Arnulf Sigurd Schöbitz - war mein Vater.
Doch lass uns von vorne beginnen, denn es geht ja um meinen persönlichen Mut zum (durchaus mehrfachen) Neuanfang: Ich bin Bettina Sabine Schöbitz. Ich wurde am 05.01.1965 in Düsseldorf geboren und mit nur drei Jahren nach Mettmann umgezogen. Meine Eltern hatten ein kleines Reihenhaus gekauft, welches sie liebevoll „Scheibchenvilla“ nannten. Mein Papa war Wirtschaftsjournalist und später Inhaber eines kleinen Verlages für Informationsdienste. Meine Mutter Hausfrau und - unterstützend - auch im Verlag tätig.
„Kind, lern erstmal was Anständiges“. Und so bewarb ich mich bei der Bank. Das galt damals als „anständig“- ich wurde Bankkauffrau und später eine der ersten Börsenhändlerinnen in Deutschland. Der Job auf dem Börsenparkett machte mir irre viel Spaß, weil er so ganz anders war als das typische 9 to 5-Sparkassendenken. Ich war in meinem Element.
Dieses Foto entstand auf unserer letzten gemeinsamen Reise im März 1993 auf dem Balkon des Hotels Villa Castagnola au Lac in Lugano. Mein Vater hatte spontan die Suite gemietet - und Champagner aufs Zimmer bestellt. Das war sein - in meiner Erinnerung - einziger Anfall von Größenwahn. Meine Mutter fand später heraus, was der Spaß gekostet hatte ... und heute wissen wir: Es war genau die richtige Entscheidung. Dieses ist mein absolutes Lieblingsbild von ihm. Er war 59 Jahre alt. Ich selbst werden 2024 auch 59 ...

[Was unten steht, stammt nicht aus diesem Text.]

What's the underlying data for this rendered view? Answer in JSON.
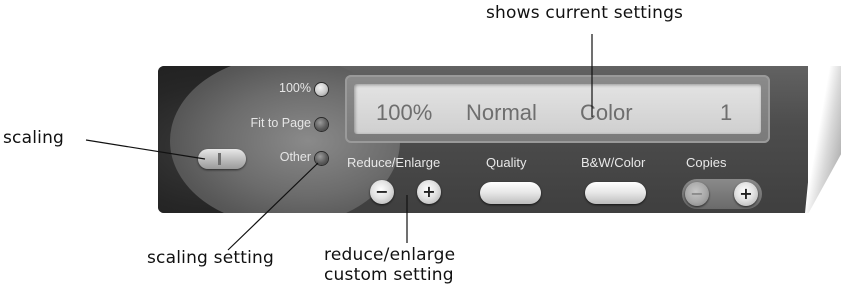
{
  "callouts": {
    "top": "shows current settings",
    "scaling": "scaling",
    "scaling_setting": "scaling setting",
    "reduce_line1": "reduce/enlarge",
    "reduce_line2": "custom setting"
  },
  "display": {
    "scale": "100%",
    "quality": "Normal",
    "color": "Color",
    "copies": "1"
  },
  "scaling_options": [
    {
      "label": "100%",
      "selected": true
    },
    {
      "label": "Fit to Page",
      "selected": false
    },
    {
      "label": "Other",
      "selected": false
    }
  ],
  "controls": {
    "reduce_enlarge_label": "Reduce/Enlarge",
    "quality_label": "Quality",
    "bw_color_label": "B&W/Color",
    "copies_label": "Copies",
    "minus_symbol": "−",
    "plus_symbol": "+"
  },
  "icons": {
    "minus": "minus-icon",
    "plus": "plus-icon"
  },
  "colors": {
    "panel": "#4d4d4d",
    "display_bg": "#d9d9d9",
    "display_text": "#6e6e6e",
    "label_text": "#e8e8e8"
  }
}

"Kind, lern erstmal was Anständiges!"
Und so bewarb ich mich bei der Bank. Das galt damals als „anständig“. Ich wurde also Bankkauffrau und später eine der ersten Börsenhändlerinnen in Deutschland. Der Job auf dem Börsenparkett machte mir irre viel Spaß, weil er so ganz anders war als das typische 9 to 5-Sparkassendenken. Ich war in meinem Element. Ich liebte dieses quirlige, laute Berufsleben.
Wenn aus dem Beruf Berufung wird
Deshalb griff ich zu, als ich das Angebot bekam, von Düsseldorf an die Börse Frankfurt - dem besten deutschen Bankplatz - zu wechseln. Samt Umzug und neuem Freundeskreis. Mein erster kompletter Neuanfang. Ich heuerte bei einer großen französischen Bank an, bei der es im Vorstellungsgespräch weniger um meine Kompetenzen, als um wunderschöne Kunst in Form einer Marmor-Melone und die beste Kantine von Frankfurt ging: Auf die diese Bank vollkommen zurecht stolz war. Ich habe sogar mit dem Küchenchef mal zwei Tage zusammen dort gearbeitet!

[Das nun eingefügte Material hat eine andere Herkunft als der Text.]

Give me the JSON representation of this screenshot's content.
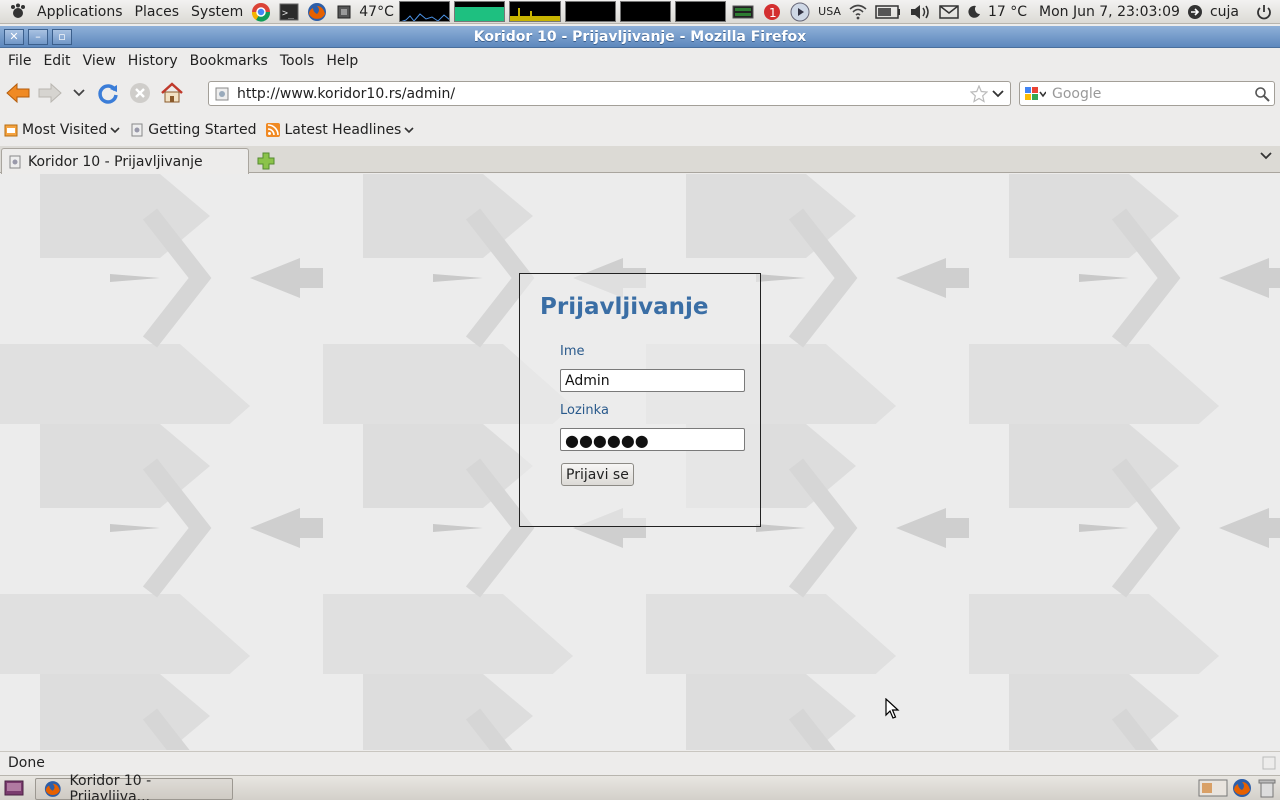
{
  "top_panel": {
    "menus": [
      "Applications",
      "Places",
      "System"
    ],
    "cpu_temp": "47°C",
    "keyboard_layout": "USA",
    "weather": "17 °C",
    "clock": "Mon Jun  7, 23:03:09",
    "user": "cuja",
    "notification_count": "1"
  },
  "window": {
    "title": "Koridor 10 - Prijavljivanje - Mozilla Firefox"
  },
  "menubar": {
    "items": [
      "File",
      "Edit",
      "View",
      "History",
      "Bookmarks",
      "Tools",
      "Help"
    ]
  },
  "navigation": {
    "url": "http://www.koridor10.rs/admin/",
    "search_placeholder": "Google"
  },
  "bookmarks": {
    "items": [
      "Most Visited",
      "Getting Started",
      "Latest Headlines"
    ]
  },
  "tabs": {
    "active": "Koridor 10 - Prijavljivanje"
  },
  "login": {
    "title": "Prijavljivanje",
    "username_label": "Ime",
    "username_value": "Admin",
    "password_label": "Lozinka",
    "password_mask": "●●●●●●",
    "submit_label": "Prijavi se"
  },
  "status": {
    "text": "Done"
  },
  "taskbar": {
    "item_label": "Koridor 10 - Prijavljiva..."
  },
  "colors": {
    "heading": "#3a6ea5",
    "label": "#2a5a8c",
    "titlebar": "#6f96c8"
  }
}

Wer mich auch nur ein wenig kennt weiß, dass dieses Beste-Kantine-Argument des Geschäftsführers mich durchaus erreichte. Und den Ruf der besten Kantine Frankfurts hatte sie auch absolut zurecht. Weißwein zum Lunch und die Krawatten zum Schutz über die Schultern geworfen - savoir vivre halt.

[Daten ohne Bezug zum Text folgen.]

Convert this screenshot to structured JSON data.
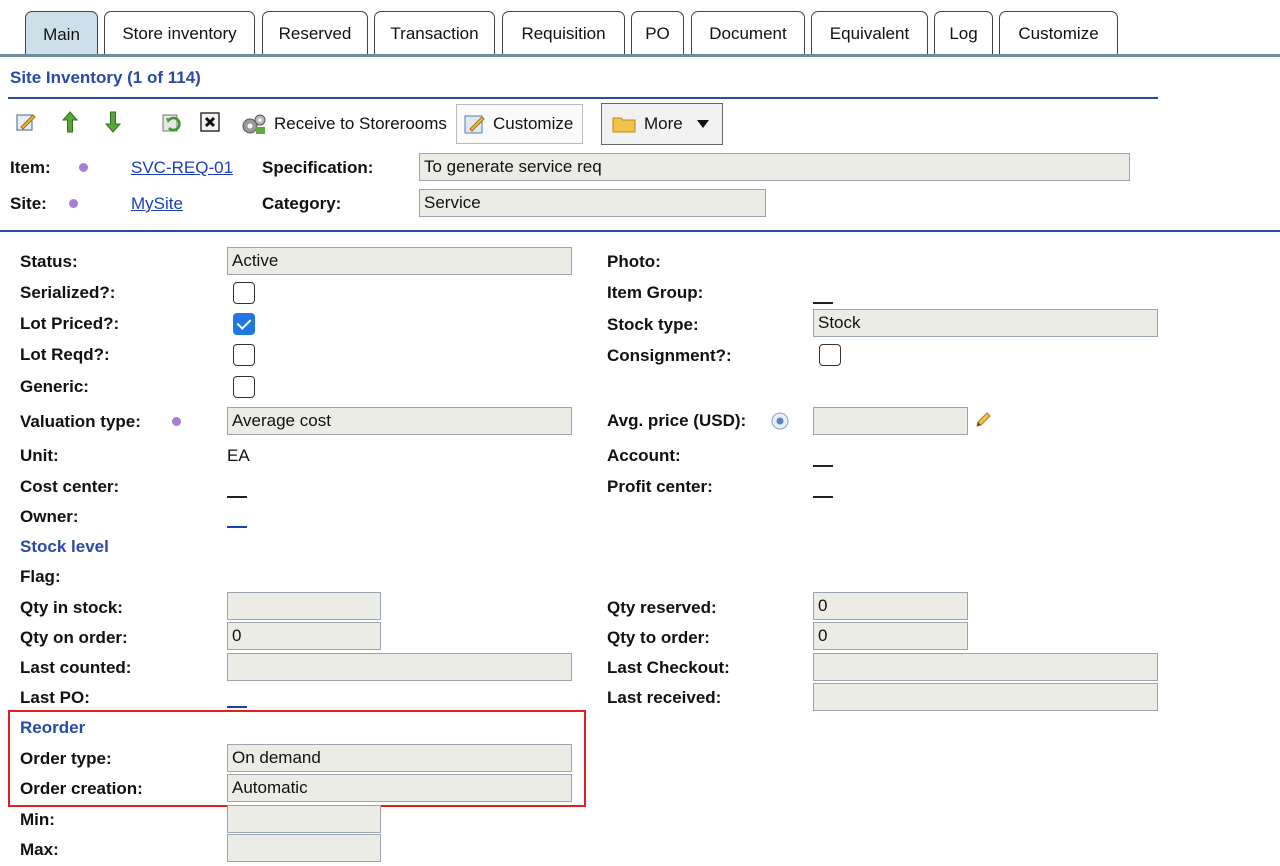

Doch bereits nach gut vier Monaten wurde ich aktiv von einem unserer Kunden abgeworben. Ich wechselte zu einem Freimakler. Rückblickend kann ich Dir sagen: so hart hatte ich noch nie gearbeitet. Nächtelang haben wir im Büro verbracht, damit wir die Börsen-Eröffnung in New York oder Tokio nicht verpassten. Tagsüber saß ich vor 12 Lautsprechern, hatte zwei Telefonhörer und handelte DM-Eurobonds, Bundesanleihen und Aktien. Total aufregend und cool. Wenn der Mensch Mitte 20 ist … heute wäre es für mich undenkbar. Komplette Überforderung.

Nur noch selten lief ich zur Börse
Manchmal ging ich noch aufs Börsenparkett - vorbei an Bulle und Bär, die die Frankfurter Börse auf dem Vorplatz schmücken.
Irgendwann war es mir wegen der Arbeitsbelastung und dem Mobbings im Hause - immerhin wollte jeder die guten Boni! - zu viel. Ich wechselte zu einer deutschen Großbank. Und fühlte mich ganz oben, als ich ein halbes Jahr später den Anruf der Personalabteilung bekam, ob ich denn nicht als Wertpapierspezialistin auf der Gebietsfiliale Wiesbaden (da wohnen dann doch eher vermögende Kunden …) arbeiten wolle. Und WIE ich wollte. Das war genau mein Ding.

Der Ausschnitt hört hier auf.